Places of interest - Bucharest  

The Old Pricely Court

The Old Princely Court area can be identified with the medieval history of Bucharest, though continuity of human life in this part of the town dates back to the 10th and 4th centuries BC, as attested by archaeological findings.
Between the 14th and the 18th centuries, the Princely Court polarized economic, social and political life in Wallachia's largest town, Bucharest, which has become, eventually, the indisputable capital of the country around the year 1660, after having competed with Târgoviste for most of the 17th century.
The fact that Bucharest was at mid-road between the former princely capital, Târgoviste and the Danube, at half distance between the river and the Carpathian Mountains, that it was surrounded by thick forests and lakes, having, just like the famous Rome, hillocks among which the town spread out as we know it today, had an utmost strategic importance.

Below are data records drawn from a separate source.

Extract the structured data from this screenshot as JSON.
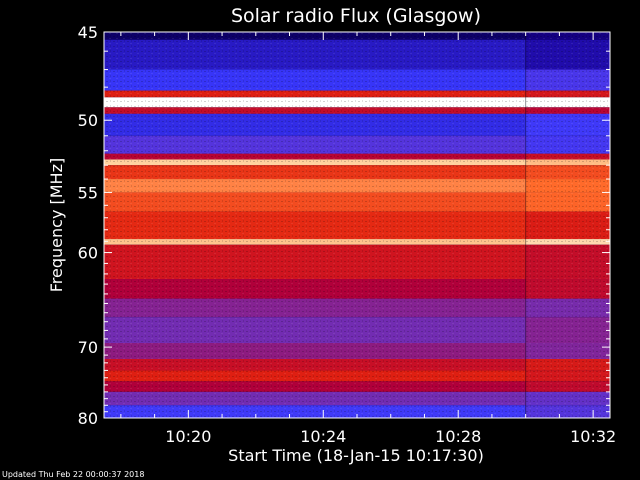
{
  "chart_data": {
    "type": "heatmap",
    "title": "Solar radio Flux (Glasgow)",
    "xlabel": "Start Time (18-Jan-15 10:17:30)",
    "ylabel": "Frequency [MHz]",
    "x_ticks": [
      "10:20",
      "10:24",
      "10:28",
      "10:32"
    ],
    "x_range": [
      "10:17:30",
      "10:32:30"
    ],
    "x_tick_minutes": [
      20,
      24,
      28,
      32
    ],
    "x_range_minutes": [
      17.5,
      32.5
    ],
    "y_ticks": [
      "45",
      "50",
      "55",
      "60",
      "70",
      "80"
    ],
    "y_tick_values": [
      45,
      50,
      55,
      60,
      70,
      80
    ],
    "y_range": [
      45,
      80
    ],
    "y_scale": "reciprocal",
    "y_direction": "increasing-downward",
    "grid": false,
    "colormap": [
      "#05004a",
      "#1a0096",
      "#3a3aff",
      "#7a2aa8",
      "#b0003a",
      "#e02010",
      "#ff6a2a",
      "#ffd09a",
      "#ffffff"
    ],
    "frequency_bands": [
      {
        "freq": [
          45.0,
          45.4
        ],
        "level": 0.05
      },
      {
        "freq": [
          45.4,
          47.0
        ],
        "level": 0.18
      },
      {
        "freq": [
          47.0,
          48.2
        ],
        "level": 0.24
      },
      {
        "freq": [
          48.2,
          48.6
        ],
        "level": 0.62
      },
      {
        "freq": [
          48.6,
          49.2
        ],
        "level": 1.0
      },
      {
        "freq": [
          49.2,
          49.6
        ],
        "level": 0.55
      },
      {
        "freq": [
          49.6,
          51.0
        ],
        "level": 0.22
      },
      {
        "freq": [
          51.0,
          52.2
        ],
        "level": 0.3
      },
      {
        "freq": [
          52.2,
          52.6
        ],
        "level": 0.52
      },
      {
        "freq": [
          52.6,
          53.0
        ],
        "level": 0.88
      },
      {
        "freq": [
          53.0,
          54.0
        ],
        "level": 0.66
      },
      {
        "freq": [
          54.0,
          55.0
        ],
        "level": 0.78
      },
      {
        "freq": [
          55.0,
          56.5
        ],
        "level": 0.7
      },
      {
        "freq": [
          56.5,
          58.8
        ],
        "level": 0.64
      },
      {
        "freq": [
          58.8,
          59.3
        ],
        "level": 0.86
      },
      {
        "freq": [
          59.3,
          62.5
        ],
        "level": 0.58
      },
      {
        "freq": [
          62.5,
          64.5
        ],
        "level": 0.5
      },
      {
        "freq": [
          64.5,
          66.5
        ],
        "level": 0.4
      },
      {
        "freq": [
          66.5,
          69.5
        ],
        "level": 0.36
      },
      {
        "freq": [
          69.5,
          71.5
        ],
        "level": 0.42
      },
      {
        "freq": [
          71.5,
          73.0
        ],
        "level": 0.56
      },
      {
        "freq": [
          73.0,
          74.5
        ],
        "level": 0.62
      },
      {
        "freq": [
          74.5,
          76.0
        ],
        "level": 0.5
      },
      {
        "freq": [
          76.0,
          78.0
        ],
        "level": 0.36
      },
      {
        "freq": [
          78.0,
          80.0
        ],
        "level": 0.26
      }
    ],
    "discontinuity_time": "10:30:00"
  },
  "footer": {
    "updated_text": "Updated Thu Feb 22 00:00:37 2018"
  }
}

This is why, by the end of the 14th century, Mircea the Old, Wallachia's ruling prince, built a fortress with a dungeon and a defense moat; it stretched over about 160 sq. m, and was to protect the town from foreign invasions, particularly from Turks and Tartars. One can still touch nowadays the brick walls of that fortress. It stood up on a hillock down which flowed Bucharest's "Thames", the river of Dâmbovita (whose name means "oak leaf" and originates in Paleoslavonic, being relates to Bucharest's natural environment rich in thick forests). Beyond the brick walls of that fortress, the ruling prince, his family, courtiers, soldiers, foreign guests, bondsmen, together with all the assets of the princely court, i.e. cattle, horses, carts etc. must have felt safe.
Ever since the time of Vlad the Impaler (1456-1462; 1476), the one who inspired Bram Stoker's fiction work about prince Dracula, the fierce vampire, there is historic evidence that Bucharest, mentioned for the first time in a written document in 1459, played an important part in Wallachia's social, economic and political life. Starting from the foundations of the 14th century stronghold, Vlad the Impaler would extend the princely residence to about 700 sq. m, would build large cellars and would encompass it on its four sides with river stone walls, still to be seen.
Mircea Ciobanul, who ruled over Wallachia twice, between 1545-1554 and 1558-1559, was nicknamed "cioban" (shepherd) because he had been a trader in sheep before getting to the throne. He would turn the old fortress into a real princely residence by changing its original structure, and by adding to it a chancellery, a guardhouse, stables, a recreation pavilion, and the present Annunciation church, which, alongside the vaulted cellars of the princely court, can still be admired nowadays.
Church of the Annunciation or St. Anthony’s Church is the oldest church in Bucharest preserving its original form.
Built on the place of a former wooden church which burnt up, restored after another fire in 1847, and over again in 1934, by the Commission of Historical Monuments, the church was conceived in the local architectural style of the 16th century: it singles out by its harmony and balance of proportions.